34 images Created 14 May 2009
Patagonia, the last town of the earth
Chile’s “End of the World” begins south of Puerto Montt and Chiloè, a mythical place of the Chilean identità. Here was born also Francisco Coloane, the writer that narrated like no other this extreme world. The vertical universe of the Chilean Patagonia, a thin piece of land crushed between the waves of the Pacific and 18,000 square kilometers of glaciers is a remote world where only a ferry transports cars and trucks until Puerto Natales and Chilean Tierra del Fuego. South of Bearle Channel, in northern coast of Navarino Island, the small town of Puerto Williams is the southermost place of the Earth, even further south of Ushuaia which boasts of the world's southernmost city title.
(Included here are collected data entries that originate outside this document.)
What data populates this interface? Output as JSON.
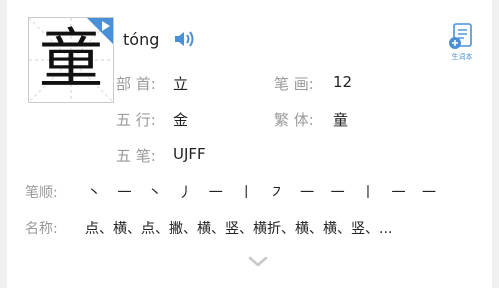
{
  "character": {
    "glyph": "童",
    "pinyin": "tóng"
  },
  "info": {
    "radical_label": "部 首:",
    "radical_value": "立",
    "strokes_label": "笔 画:",
    "strokes_value": "12",
    "element_label": "五 行:",
    "element_value": "金",
    "traditional_label": "繁 体:",
    "traditional_value": "童",
    "wubi_label": "五 笔:",
    "wubi_value": "UJFF"
  },
  "stroke_order": {
    "label": "笔顺:",
    "value": "丶 一 丶 丿 一 丨 ㇇ 一 一 丨 一 一"
  },
  "stroke_names": {
    "label": "名称:",
    "value": "点、横、点、撇、横、竖、横折、横、横、竖、..."
  },
  "wordbook": {
    "label": "生词本"
  },
  "colors": {
    "accent": "#4a90d9",
    "label_gray": "#9a9a9a",
    "text": "#222222"
  },
  "icons": {
    "play": "play-icon",
    "speaker": "speaker-icon",
    "wordbook": "wordbook-icon",
    "expand": "chevron-down-icon"
  }
}
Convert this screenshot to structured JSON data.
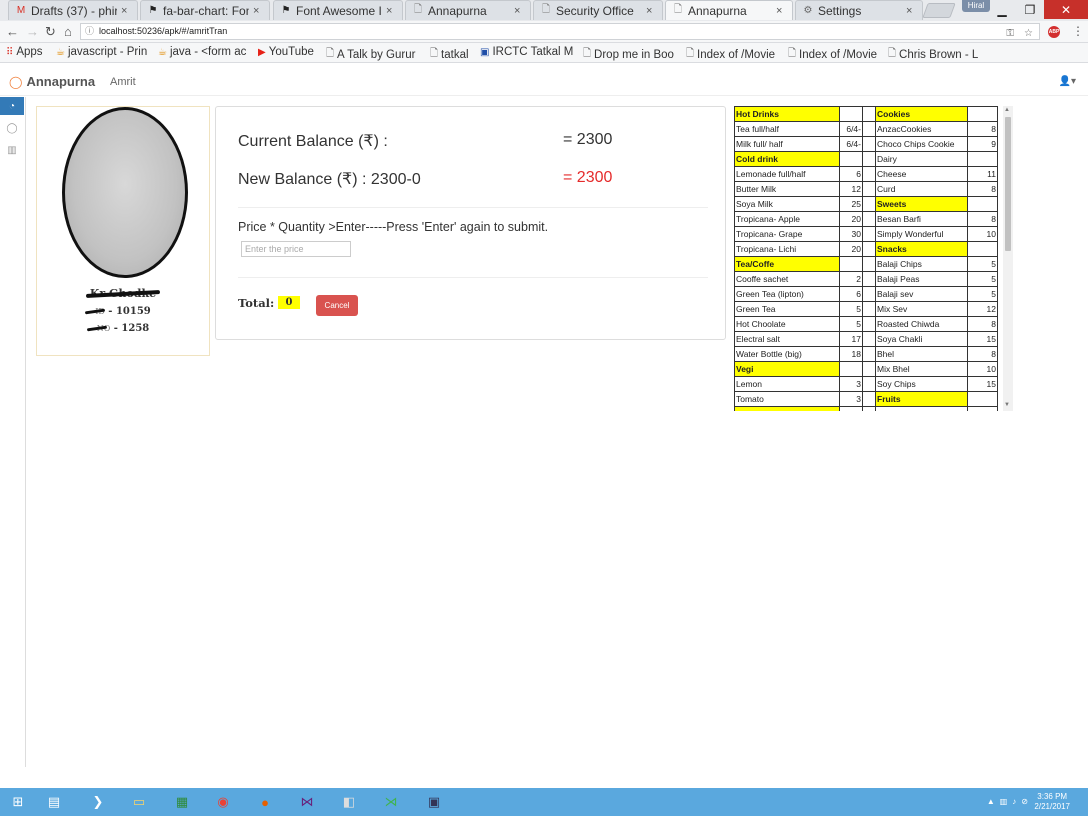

So even though Ushuaia is large and Puerto Williams is small, the Chileans feel a secret satisfaction with Argentine cousins. Only from Puerto Williams you can take the extreme luxury of watching the End of the World the other side, from the south, less than two thousand inhabitants, a cluster of houses, a microscopic Macondo Southern, Puerto Williams is all here, with two tracks meandering along the shores of the Beagle channel. One ends in Puerto Navarino, where live two families of the Chilean navy, the other in the grass of Caleta Eugenia, where a tiny house with a red roof puts an end to the last of the Americas road.